Startups
Acquisitions

Philly startup HeavyWater gets acquired by Florida-based Black Knight

The low-key startup, which leverages artificial intelligence for the mortgage industry, just got acquired for an undisclosed sum by Black Knight.

HeavyWater employs 14 out of the Science Center's ic@3401 space. (Courtesy photo)

A publicly-traded data analytics company in Jacksonville, Fla., saw value in a Philly startup called HeavyWater — makers of an artificial intelligence platform aimed at mortgage processing.

Mortgage services firm Black Knight announced Monday it acquired University City’s HeavyWater, which has a team of 14 based out of the Innovation Center @3401.

“AI, machine learning and neural network solutions are the future of delivering enhanced efficiencies and capabilities to our clients,” Black Knight CEO Anthony Jabbour said in an email. “We are very excited about the potential HeavyWater has to offer.”

The Philly company, founded by Soofi Safavi, says it had not received any institutional capital prior to the acquisition, but got “less than six-figures from one minor angel investor,” said Chief Revenue and Financial Officer David Luk, a former principal at Safeguard Scientifics who left his post in April to join the company.

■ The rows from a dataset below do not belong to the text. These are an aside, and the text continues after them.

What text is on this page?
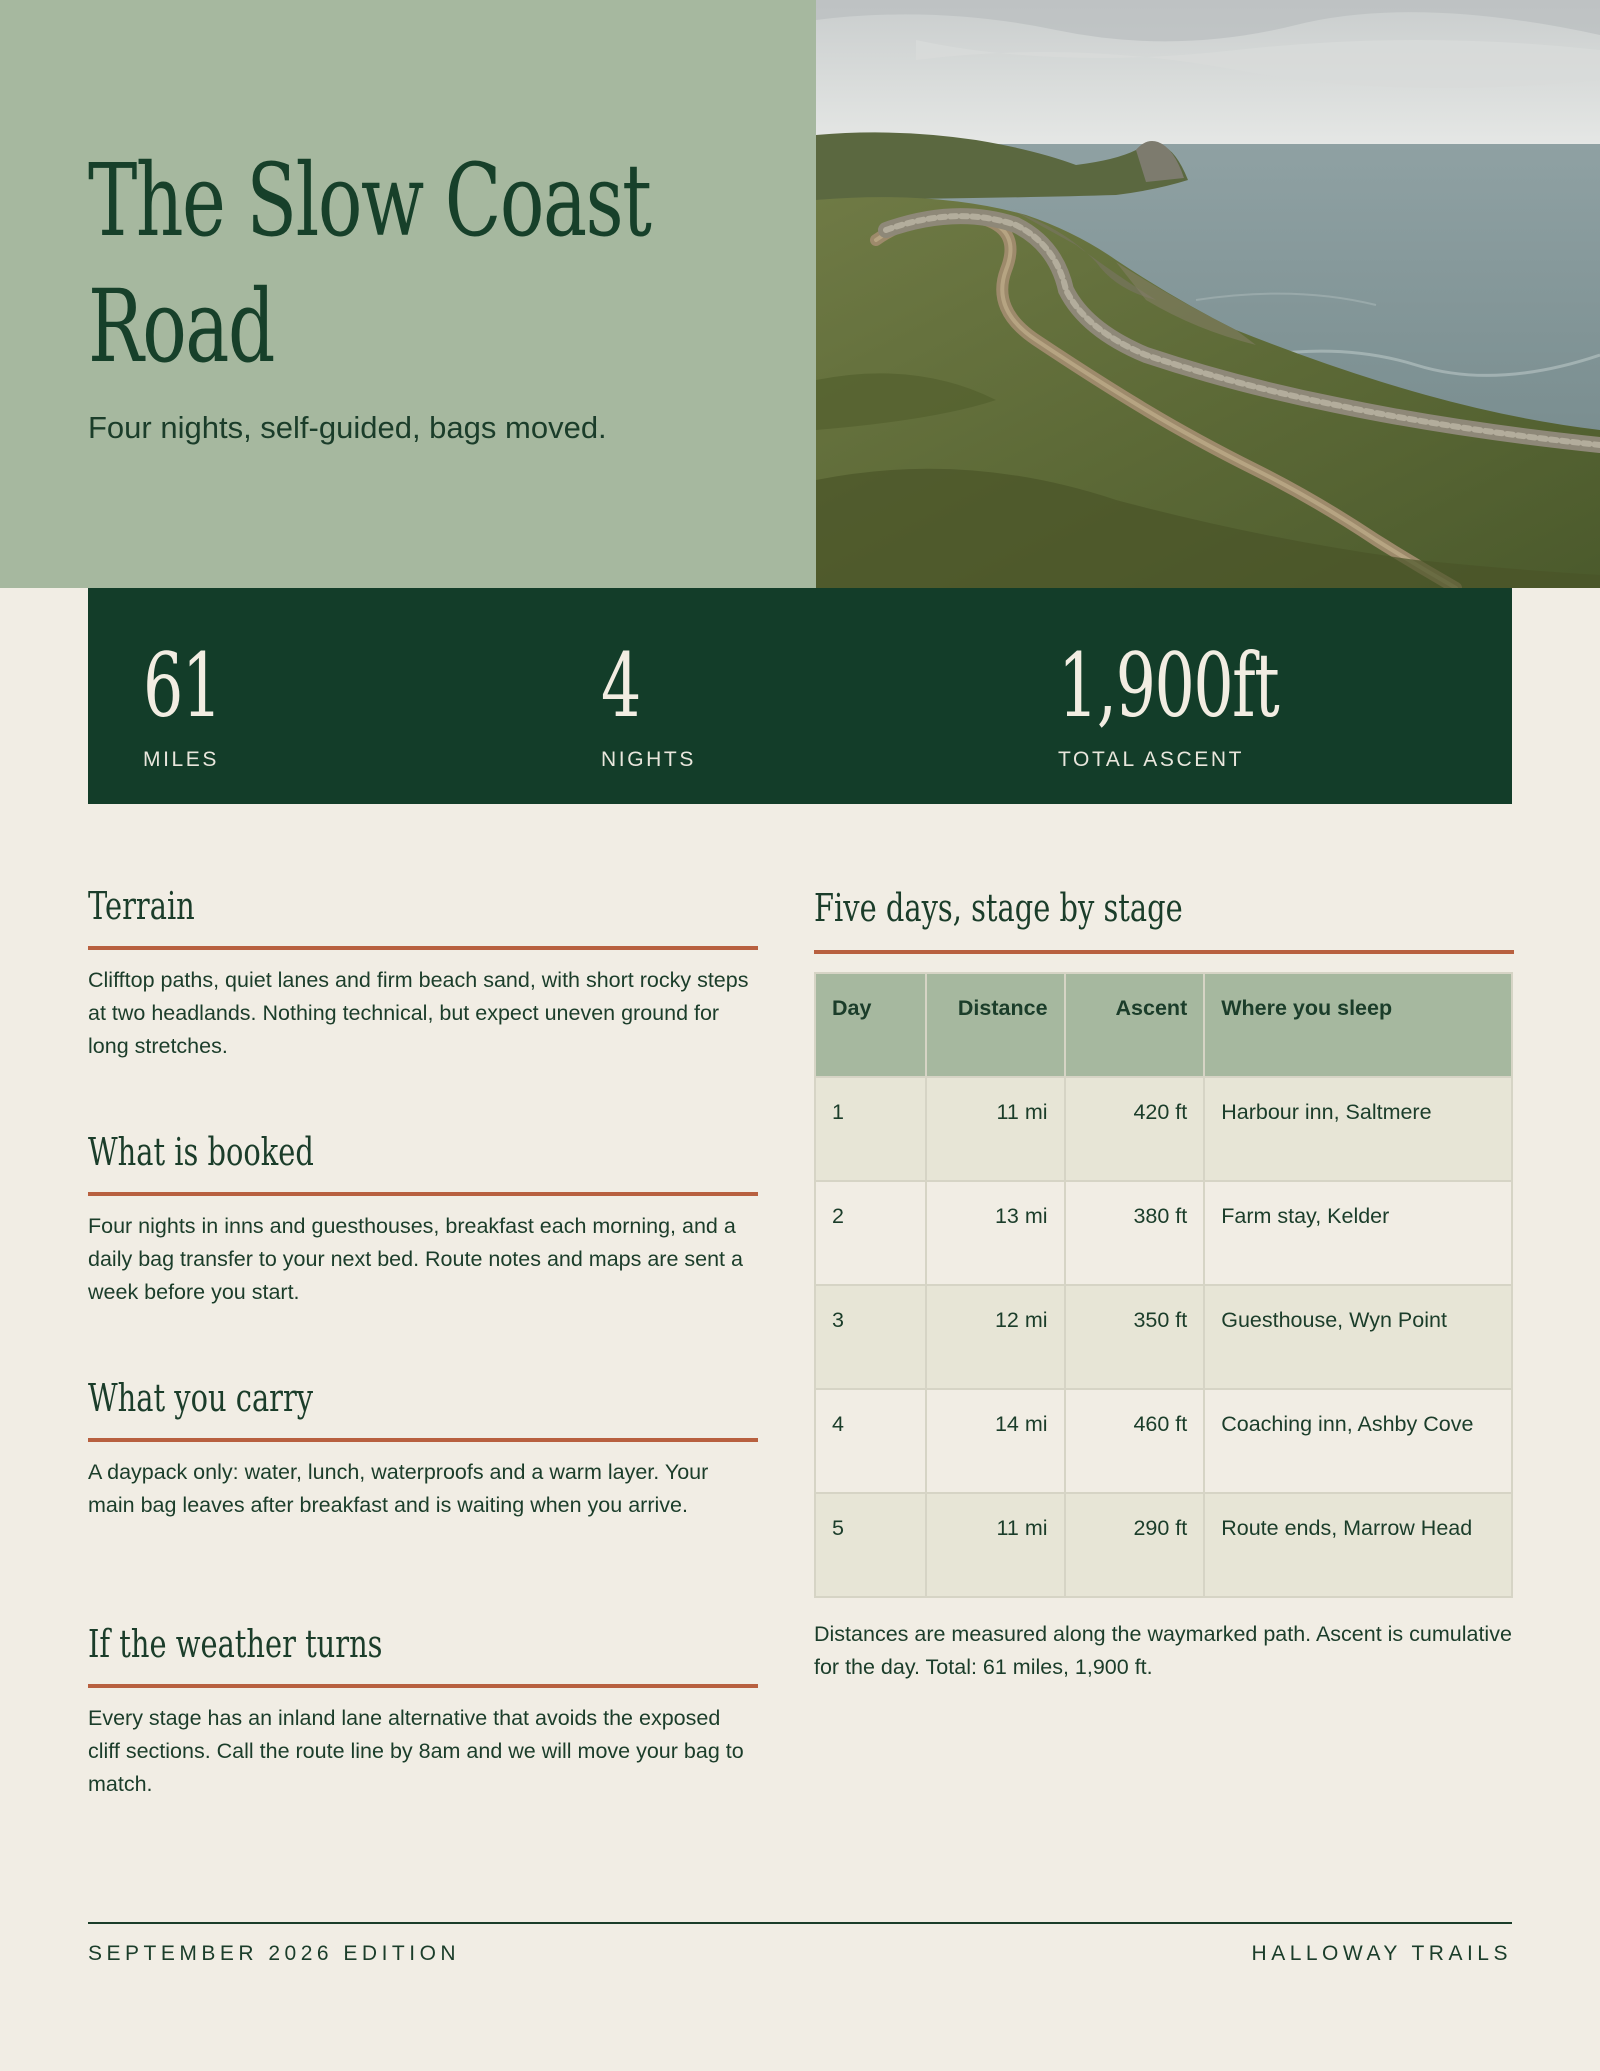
The Slow Coast
Road

Four nights, self-guided, bags moved.

61
MILES
4
NIGHTS
1,900ft
TOTAL ASCENT
Terrain

Clifftop paths, quiet lanes and firm beach sand, with short rocky steps at two headlands. Nothing technical, but expect uneven ground for long stretches.

What is booked

Four nights in inns and guesthouses, breakfast each morning, and a daily bag transfer to your next bed. Route notes and maps are sent a week before you start.

What you carry

A daypack only: water, lunch, waterproofs and a warm layer. Your main bag leaves after breakfast and is waiting when you arrive.

If the weather turns

Every stage has an inland lane alternative that avoids the exposed cliff sections. Call the route line by 8am and we will move your bag to match.

Five days, stage by stage
Day	Distance	Ascent	Where you sleep
1	11 mi	420 ft	Harbour inn, Saltmere
2	13 mi	380 ft	Farm stay, Kelder
3	12 mi	350 ft	Guesthouse, Wyn Point
4	14 mi	460 ft	Coaching inn, Ashby Cove
5	11 mi	290 ft	Route ends, Marrow Head

Distances are measured along the waymarked path. Ascent is cumulative for the day. Total: 61 miles, 1,900 ft.

SEPTEMBER 2026 EDITION	HALLOWAY TRAILS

HeavyWater’s flagship product is AIVA (which stands for Artificial Intelligence Virtual Assistant), a digital tool that Safavi says is already helping mortgage companies process financial documents, freeing up workers from performing repetitive tasks.

“This will help companies automate activities and allow its resources to focus on things that humans are uniquely qualified for: like empathy, creativity,” said Safavi, a graduate of Rutgers and former CTO at Philly-based mortgage company Radian Group. “Our goal is to create a digital workforce to help companies gain competitiveness and efficiency.”

AIVA — which, Safavi said, has a female identity only because the acronym yielded a female-sounding name — currently has a basic understanding of the mortgage industry, its terms and associated documentation.

“Compared to where we want to have AIVA, we have a road ahead of us,” Safavi said. “I’d say we’re at 4 percent of that journey.”

But amid concerns that algorithms are perpetuating racial bias, and in an industry often called out for racial discrimination the founder wanted to be very clear: AIVA is not meant to make any decisions on whether a person should or shouldn’t be approved , the founder said.

“We’re focused on automating the work and activity that the will let underwriter make the final decision,” Safavi said. “We’re automating tasks and discriminatory lending is not a factor when you’re just reading bank statements and asset positions. It’s about numbers, PDF’s and extracting data.”

The acquisition, the founder said, will let the company add more capabilities to the technology it has built so far and continue to build out its team.